Water rescue team sharpens its ice-diving skills
Little-heralded outfit braves aquatic depths in Beijing for intensive training
The temperature gauge registers an unseasonably warm 5 C, yet the frozen expanse of water in northeastern Beijing feels significantly colder.
In the distance, the sky is clear and blue and ice fishermen quietly tend to their lines. But the tranquillity is soon disrupted by the roar of a chain saw, which draws a small crowd of curious onlookers who circle a group of firefighters and their equipment.
One of the firefighters cuts a triangular hole in the 20-centimeter-thick sheet of ice and three others emerge from a tent dressed in attire more suitable for a colder environment. They make their way toward the newly opened hole, located no more than 6 meters from the shore.
The firefighters are undergoing their annual training in ice diving, which usually takes place during the coldest time of the year in Beijing.
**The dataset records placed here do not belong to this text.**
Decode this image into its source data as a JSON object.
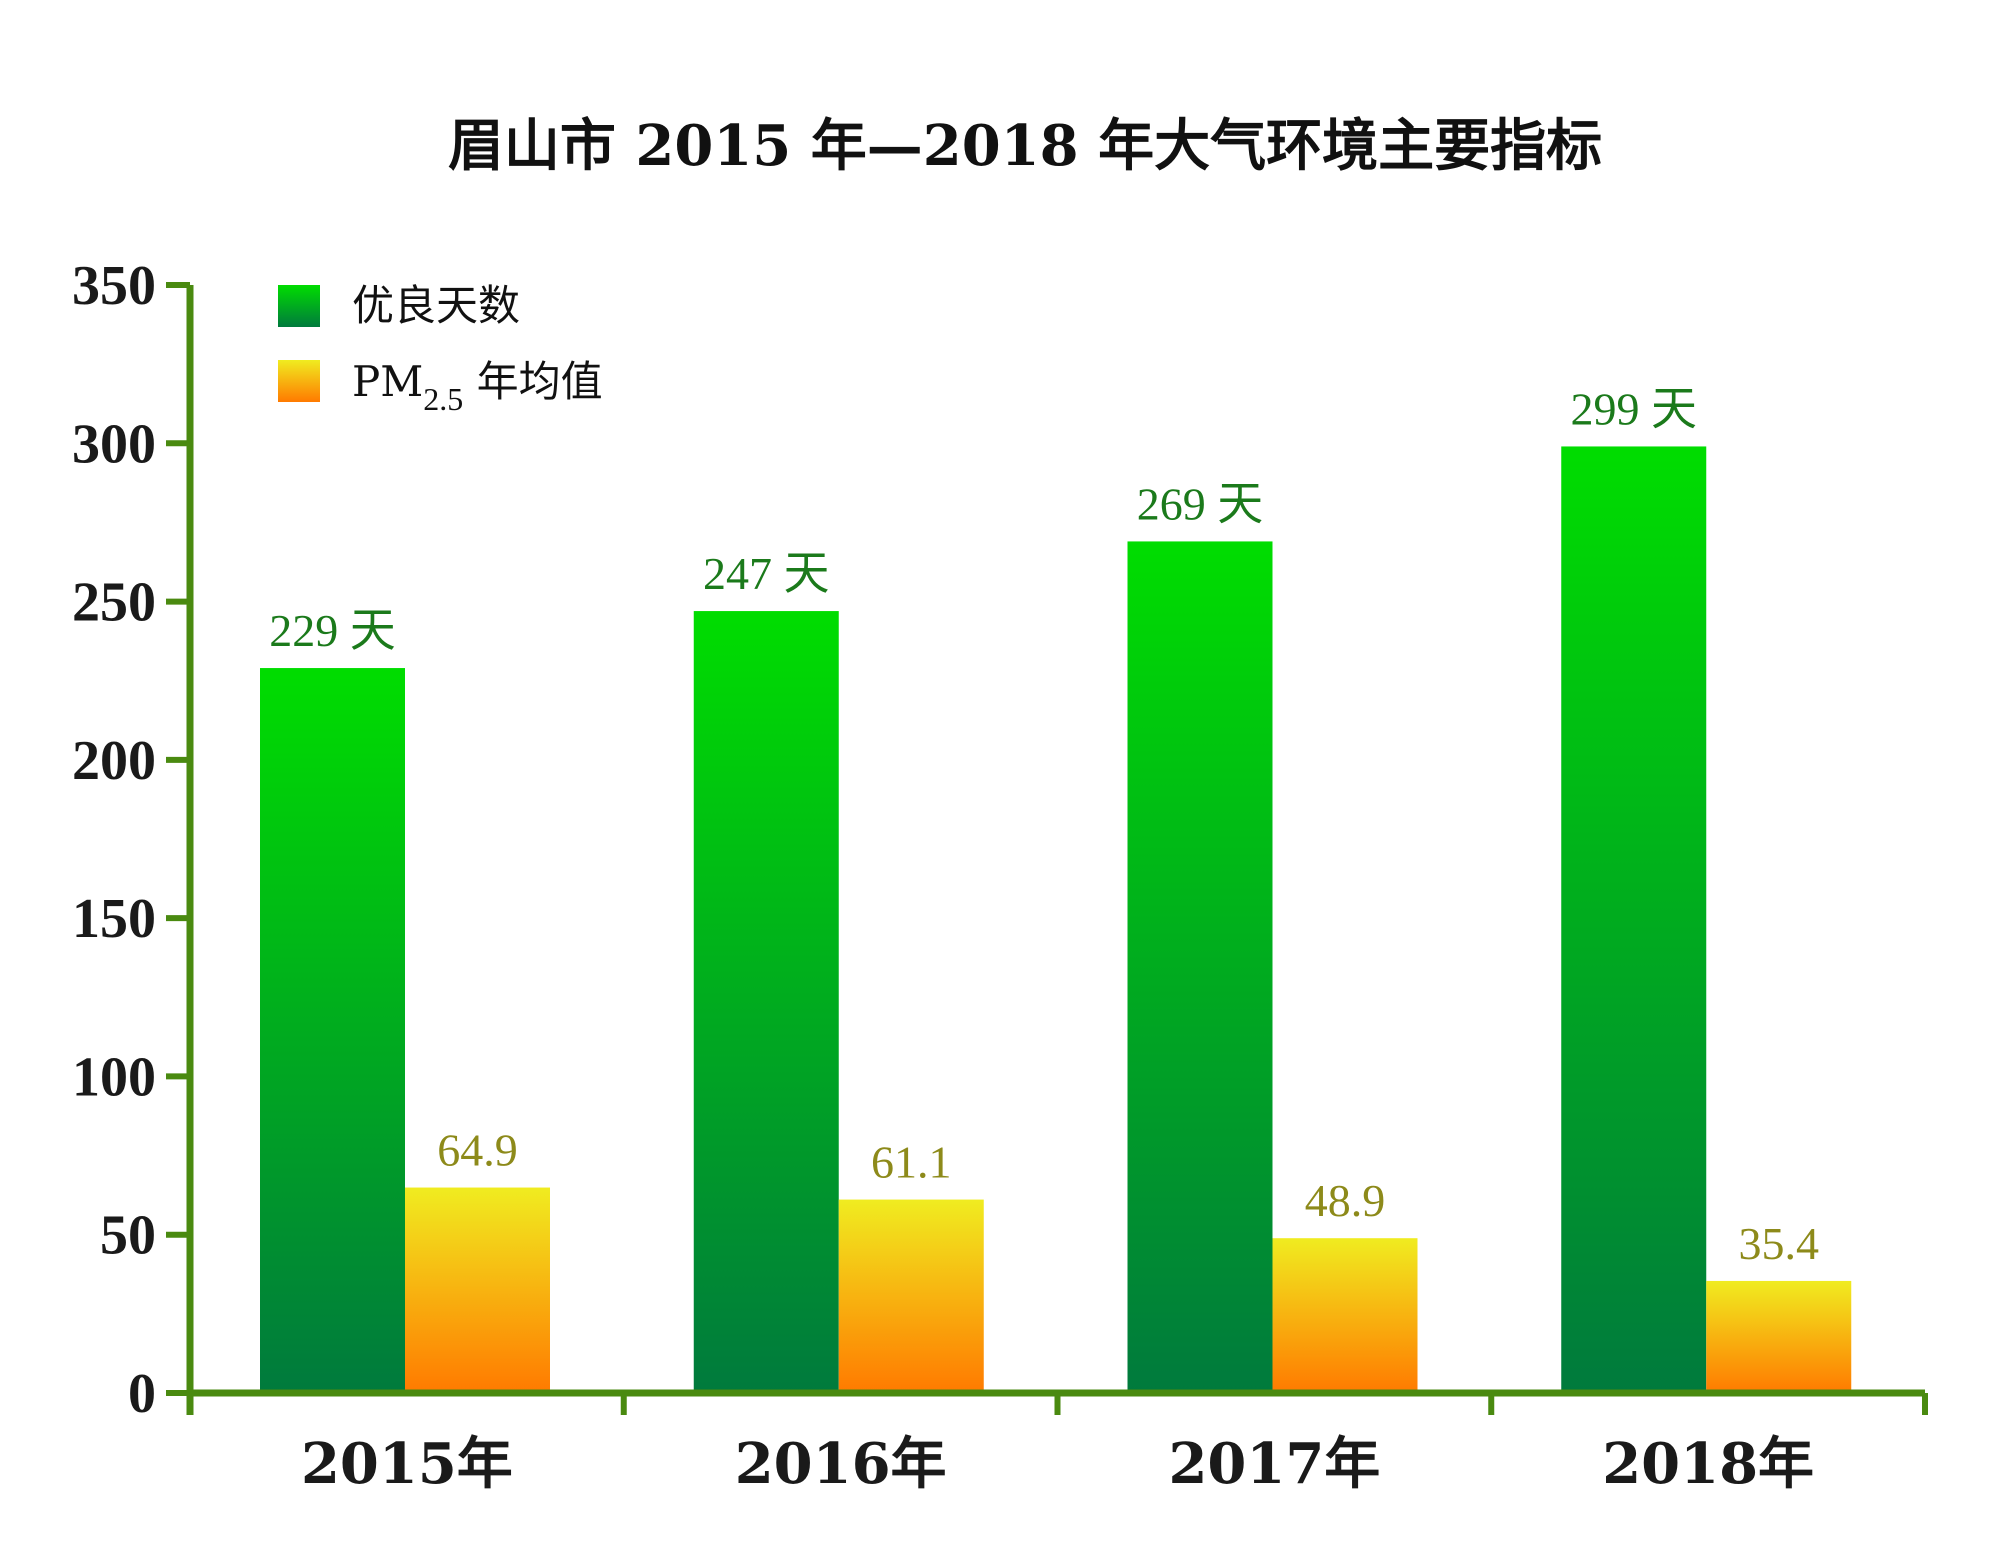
{
  "chart_data": {
    "type": "bar",
    "title": "眉山市 2015 年—2018 年大气环境主要指标",
    "categories": [
      "2015年",
      "2016年",
      "2017年",
      "2018年"
    ],
    "yticks": [
      "0",
      "50",
      "100",
      "150",
      "200",
      "250",
      "300",
      "350"
    ],
    "ylim": [
      0,
      350
    ],
    "legend": {
      "placement": "top-left",
      "series_0": "优良天数",
      "series_1_prefix": "PM",
      "series_1_sub": "2.5",
      "series_1_suffix": " 年均值"
    },
    "series": [
      {
        "values": [
          229,
          247,
          269,
          299
        ],
        "labels": [
          "229 天",
          "247 天",
          "269 天",
          "299 天"
        ],
        "color_top": "#00dd00",
        "color_bottom": "#007a3d"
      },
      {
        "values": [
          64.9,
          61.1,
          48.9,
          35.4
        ],
        "labels": [
          "64.9",
          "61.1",
          "48.9",
          "35.4"
        ],
        "color_top": "#f0ec20",
        "color_bottom": "#ff7a00"
      }
    ],
    "axis_color": "#4a8a10"
  }
}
The training typically includes exercises such as ice-cave traversal and underwater searches.
The firefighters belong to the Miyun Firefighting Water Rescue Team, a professional rescue outfit established in 2012 to meet the growing demand for aquatic rescue operations.
In June 2019, the Ministry of Emergency Management's Fire and Rescue Administration also established the National Water Rescue Beijing Brigade, to build upon the foundations put down by the Miyun team.
In China, there are now eight water rescue brigades similar to the one in Miyun district, which are comprised of hundreds of firefighters with expertise in such rescues. In recent years, they have participated in various operations during natural disasters including the 2021 Henan floods and the 2023 Beijing deluge.